Under Chapter 9 of the Texas Penal Code, self-defense is provided as a justification to the offense of murder (among others). Chapter 9 makes clear that if a fact-finder believes a defendant’s actions are justified, the fact-finder may not convict for an offense based on those self-defense actions. In essence, a defendant that pleads self-defense is telling the fact-finder that he intentionally performed certain actions in order to protect himself against the unlawful actions of another. So…if the defendant intentionally performed the self-defensive actions, can self-defense be applied to an offense like manslaughter that requires “reckless” conduct vice intentional?
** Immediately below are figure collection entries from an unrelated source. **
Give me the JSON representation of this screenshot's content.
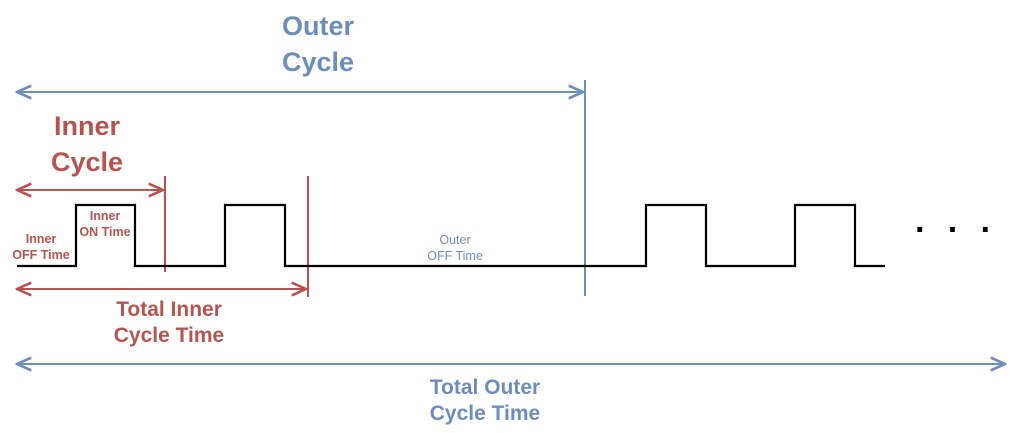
{
  "colors": {
    "outer": "#6c8ebf",
    "inner": "#b85450",
    "signal": "#000000"
  },
  "labels": {
    "outer_cycle": [
      "Outer",
      "Cycle"
    ],
    "inner_cycle": [
      "Inner",
      "Cycle"
    ],
    "inner_off_time": [
      "Inner",
      "OFF Time"
    ],
    "inner_on_time": [
      "Inner",
      "ON Time"
    ],
    "outer_off_time": [
      "Outer",
      "OFF Time"
    ],
    "total_inner_cycle_time": [
      "Total Inner",
      "Cycle Time"
    ],
    "total_outer_cycle_time": [
      "Total Outer",
      "Cycle Time"
    ],
    "continuation": "· · ·"
  }
}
In Alonzo v. State, the 13th District Court of Appeals (Corpus Christie) “believed it is illogical for a defendant to argue self-defense when charged with an offense whose requisite mental state is recklessness.” The Texas Court of Criminal Appeals, however, disagrees, explaining that “there is nothing in Penal Code Section 2.03 or Chapter 9 that limits justification defenses to intentional or knowing crimes, nor do we have a reason to infer such a limitation.” The CCA notes that limiting self-defense to only intentional or knowing crimes could encourage prosecutors to charge manslaughter (a reckless offense) vice murder when there is a self-defense issue, because self-defense would be inapplicable.
Judge Womack explains that “by arguing self-defense, a defendant is arguing that his actions were justified, and therefore he did not act recklessly.” So really, it’s just another way to disprove the charged offense.
Of course, a defendant cannot argue self-defense in the face of a murder charge and then at the same time request a lesser-included instruction on manslaughter. The CCA made sure not to disrupt prior caselaw holding such. But the overarching takeaway from Alonzo is that a defendant that is acquitted of a murder charged based on self-defense CANNOT be convicted of the LIO of manslaughter.